Now doesn’t that sound like an intriguing premise for a dark comedy (especially when you consider that the film warns you that some of these things might actually be true)? I suppose it all falls apart in the execution. The biggest problem I had with “The Men Who Stare at Goats” was not the over-the-top silliness of it all (believe it or not, I’m capable of letting go and enjoying some mindless humor now and again), but rather the structure used to put the film together. We spend nearly 20 minutes with Bob before he even meets Lyn. They spend another 15 minutes getting to know each other and sauntering around in Iraq. We get about 20 minutes of the history of the New Earth Army. That’s about two-thirds of the film. What’s left is supposed to be for an actual storyline, but it appears that first-time director Grant Heslov (who co-wrote “Good Night and Good Luck” and “Leatherheads” with Clooney) is more interested in just telling you about this crazy army unit. The material here seems better suited for a documentary than a narrative film. There’s no narrative to speak of!

I can’t really fault the performances for making this film disappointing, but they don’t do too much to elevate it. Ewan McGregor does his usual thing here (I don’t even know what that is anymore, but it’s not all that impressive). It is kind of funny to hear him going on about Jedis again though. Clooney, probably my favorite working actor, plays a variation of his “Burn After Reading” character, but with less success. Kevin Spacey his virtually nothing to do (pretty accurate of his film career lately – besides voicing Gerty in “Moon,” what the hell has he been in since “Superman Returns?”). The best performance goes to Jeff Bridges, whose Bill Django is slightly reminiscent of The Dude. He’s the film’s most memorable character (if there is such a thing with this film) because he has the funniest scenes and the most heart.

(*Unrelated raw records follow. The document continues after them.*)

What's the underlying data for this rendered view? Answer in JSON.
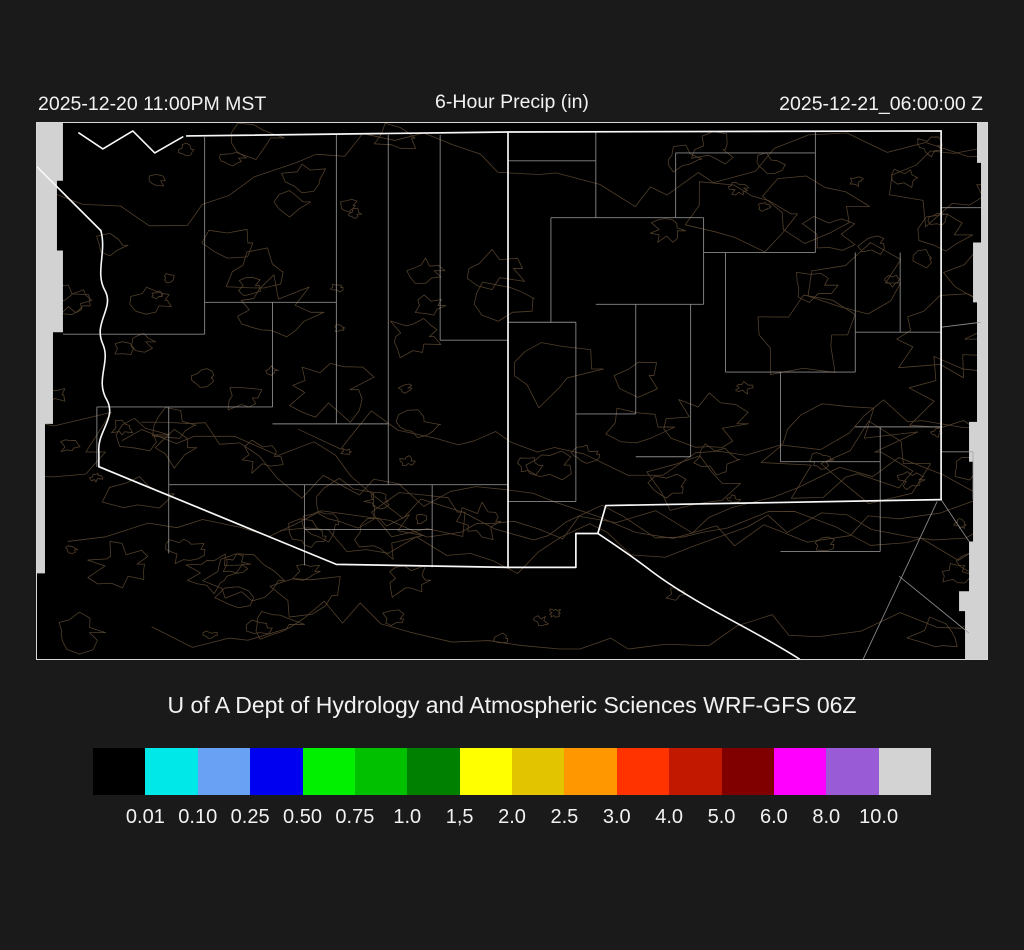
{
  "header": {
    "timestamp_local": "2025-12-20 11:00PM MST",
    "title": "6-Hour Precip (in)",
    "timestamp_utc": "2025-12-21_06:00:00 Z"
  },
  "caption": "U of A Dept of Hydrology and Atmospheric Sciences WRF-GFS 06Z",
  "colorbar": {
    "units": "in",
    "colors": [
      "#000000",
      "#00E8E8",
      "#69A1F5",
      "#0000F0",
      "#00F000",
      "#00C000",
      "#008000",
      "#FFFF00",
      "#E3C400",
      "#FF9800",
      "#FF3300",
      "#C21800",
      "#800000",
      "#FF00FF",
      "#995CD6",
      "#D3D3D3"
    ],
    "labels": [
      "0.01",
      "0.10",
      "0.25",
      "0.50",
      "0.75",
      "1.0",
      "1,5",
      "2.0",
      "2.5",
      "3.0",
      "4.0",
      "5.0",
      "6.0",
      "8.0",
      "10.0"
    ]
  },
  "map_colors": {
    "background": "#000000",
    "state_border": "#F8F8F8",
    "county_border": "#A0A0A0",
    "terrain_contour": "#55422D",
    "no_data_edge": "#D2D2D2",
    "page_background": "#1A1A1A"
  }
}
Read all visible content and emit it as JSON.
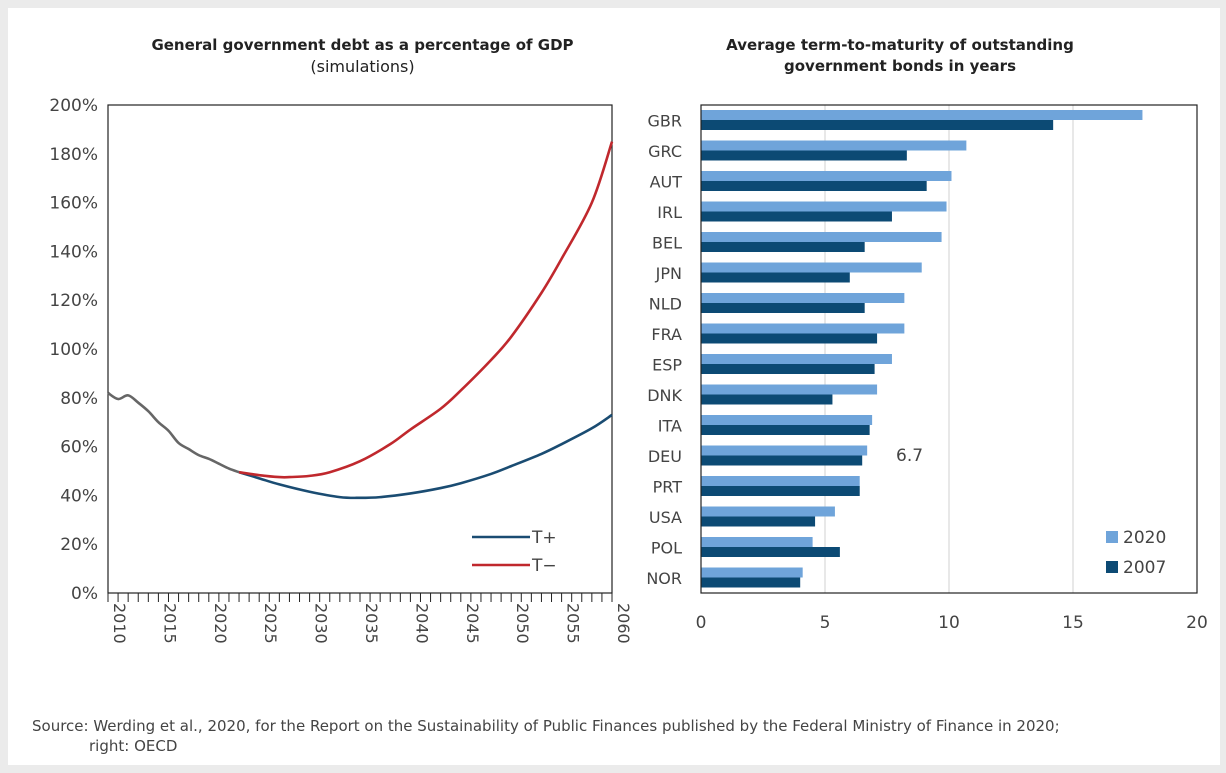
{
  "left_title": "General government debt as a percentage of GDP",
  "left_subtitle": "(simulations)",
  "right_title": "Average term-to-maturity of outstanding government bonds in years",
  "source_line1": "Source: Werding et al., 2020, for the Report on the Sustainability of Public Finances published by the Federal Ministry of Finance in 2020;",
  "source_line2": "right: OECD",
  "colors": {
    "history": "#666666",
    "t_plus": "#1a4c72",
    "t_minus": "#c0282d",
    "bar_2020": "#6fa4da",
    "bar_2007": "#0c4a74",
    "grid": "#d0d0d0"
  },
  "chart_data": [
    {
      "type": "line",
      "title": "General government debt as a percentage of GDP",
      "subtitle": "(simulations)",
      "xlim": [
        2010,
        2060
      ],
      "ylim": [
        0,
        200
      ],
      "y_ticks": [
        "0%",
        "20%",
        "40%",
        "60%",
        "80%",
        "100%",
        "120%",
        "140%",
        "160%",
        "180%",
        "200%"
      ],
      "x_ticks": [
        "2010",
        "2015",
        "2020",
        "2025",
        "2030",
        "2035",
        "2040",
        "2045",
        "2050",
        "2055",
        "2060"
      ],
      "legend": "bottom-right",
      "series": [
        {
          "name": "",
          "x": [
            2010,
            2011,
            2012,
            2013,
            2014,
            2015,
            2016,
            2017,
            2018,
            2019,
            2020,
            2021,
            2022,
            2023
          ],
          "values": [
            82,
            79.5,
            81,
            78,
            74.5,
            70,
            66.5,
            61.5,
            59,
            56.5,
            55,
            53,
            51,
            49.5
          ]
        },
        {
          "name": "T+",
          "x": [
            2023,
            2025,
            2027,
            2030,
            2033,
            2035,
            2037,
            2040,
            2043,
            2045,
            2048,
            2050,
            2053,
            2055,
            2058,
            2060
          ],
          "values": [
            49.5,
            47,
            44.5,
            41.5,
            39.3,
            39,
            39.3,
            40.8,
            43,
            45,
            48.8,
            52,
            57,
            61,
            67.5,
            73
          ]
        },
        {
          "name": "T−",
          "x": [
            2023,
            2025,
            2027,
            2028,
            2030,
            2032,
            2035,
            2038,
            2040,
            2043,
            2045,
            2048,
            2050,
            2053,
            2055,
            2058,
            2060
          ],
          "values": [
            49.5,
            48.3,
            47.5,
            47.5,
            48,
            49.5,
            54,
            61,
            67,
            75.5,
            83,
            95.5,
            105,
            123,
            137,
            160,
            185
          ]
        }
      ]
    },
    {
      "type": "bar",
      "orientation": "horizontal",
      "title": "Average term-to-maturity of outstanding government bonds in years",
      "categories": [
        "GBR",
        "GRC",
        "AUT",
        "IRL",
        "BEL",
        "JPN",
        "NLD",
        "FRA",
        "ESP",
        "DNK",
        "ITA",
        "DEU",
        "PRT",
        "USA",
        "POL",
        "NOR"
      ],
      "xlim": [
        0,
        20
      ],
      "x_ticks": [
        "0",
        "5",
        "10",
        "15",
        "20"
      ],
      "legend": "bottom-right",
      "annotation": {
        "category": "DEU",
        "text": "6.7"
      },
      "series": [
        {
          "name": "2020",
          "values": [
            17.8,
            10.7,
            10.1,
            9.9,
            9.7,
            8.9,
            8.2,
            8.2,
            7.7,
            7.1,
            6.9,
            6.7,
            6.4,
            5.4,
            4.5,
            4.1
          ]
        },
        {
          "name": "2007",
          "values": [
            14.2,
            8.3,
            9.1,
            7.7,
            6.6,
            6.0,
            6.6,
            7.1,
            7.0,
            5.3,
            6.8,
            6.5,
            6.4,
            4.6,
            5.6,
            4.0
          ]
        }
      ]
    }
  ]
}
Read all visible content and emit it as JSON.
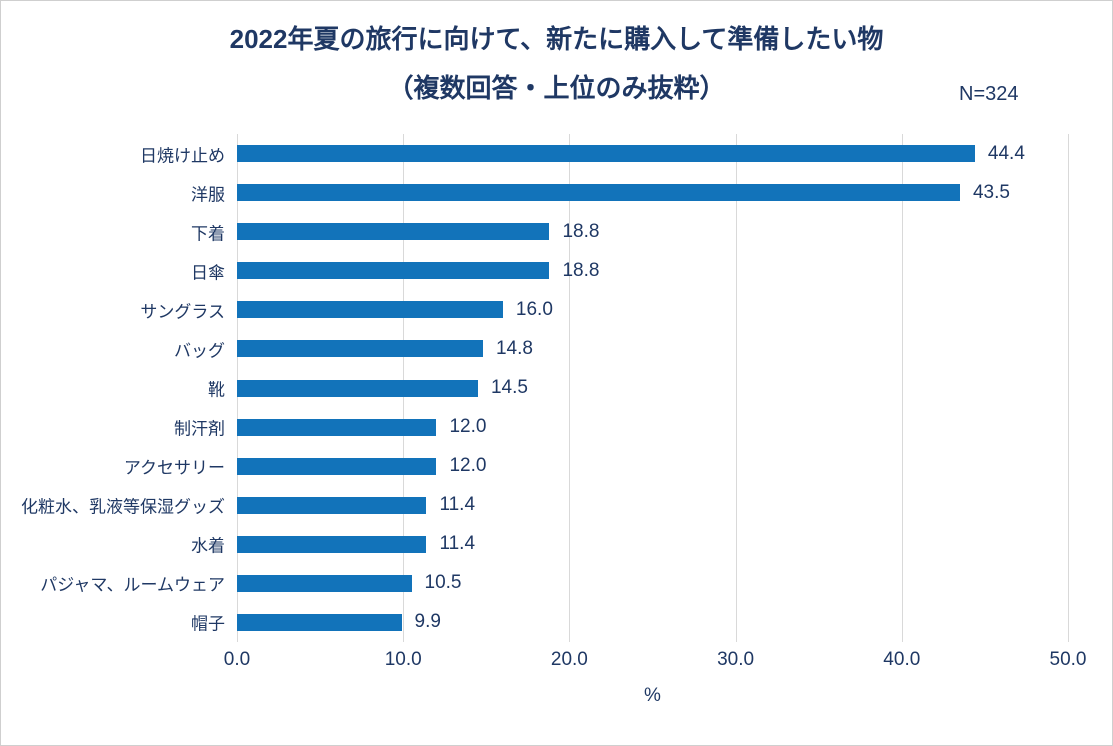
{
  "title": {
    "line1": "2022年夏の旅行に向けて、新たに購入して準備したい物",
    "line2": "（複数回答・上位のみ抜粋）",
    "n_label": "N=324"
  },
  "chart_data": {
    "type": "bar",
    "orientation": "horizontal",
    "title": "2022年夏の旅行に向けて、新たに購入して準備したい物（複数回答・上位のみ抜粋）",
    "categories": [
      "日焼け止め",
      "洋服",
      "下着",
      "日傘",
      "サングラス",
      "バッグ",
      "靴",
      "制汗剤",
      "アクセサリー",
      "化粧水、乳液等保湿グッズ",
      "水着",
      "パジャマ、ルームウェア",
      "帽子"
    ],
    "values": [
      44.4,
      43.5,
      18.8,
      18.8,
      16.0,
      14.8,
      14.5,
      12.0,
      12.0,
      11.4,
      11.4,
      10.5,
      9.9
    ],
    "value_labels": [
      "44.4",
      "43.5",
      "18.8",
      "18.8",
      "16.0",
      "14.8",
      "14.5",
      "12.0",
      "12.0",
      "11.4",
      "11.4",
      "10.5",
      "9.9"
    ],
    "xlabel": "%",
    "ylabel": "",
    "xlim": [
      0,
      50
    ],
    "x_ticks": [
      "0.0",
      "10.0",
      "20.0",
      "30.0",
      "40.0",
      "50.0"
    ],
    "grid": "vertical-only",
    "legend": "none",
    "bar_color": "#1273BA",
    "text_color": "#1F3864",
    "gridline_color": "#D9D9D9"
  }
}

On the whole, however, “The Men Who Stare at Goats” is instantly forgettable stuff. I really wanted to like it. I thought the premise sounded hilarious, and the cast is dynamite. But there’s no getting around the fact that the actual story is razor-thin. This film just goes to show you that all the stars in the world don’t necessarily mean your picture will be successful. I love a lot of these actors, but this won’t be something to highlight on their resumes.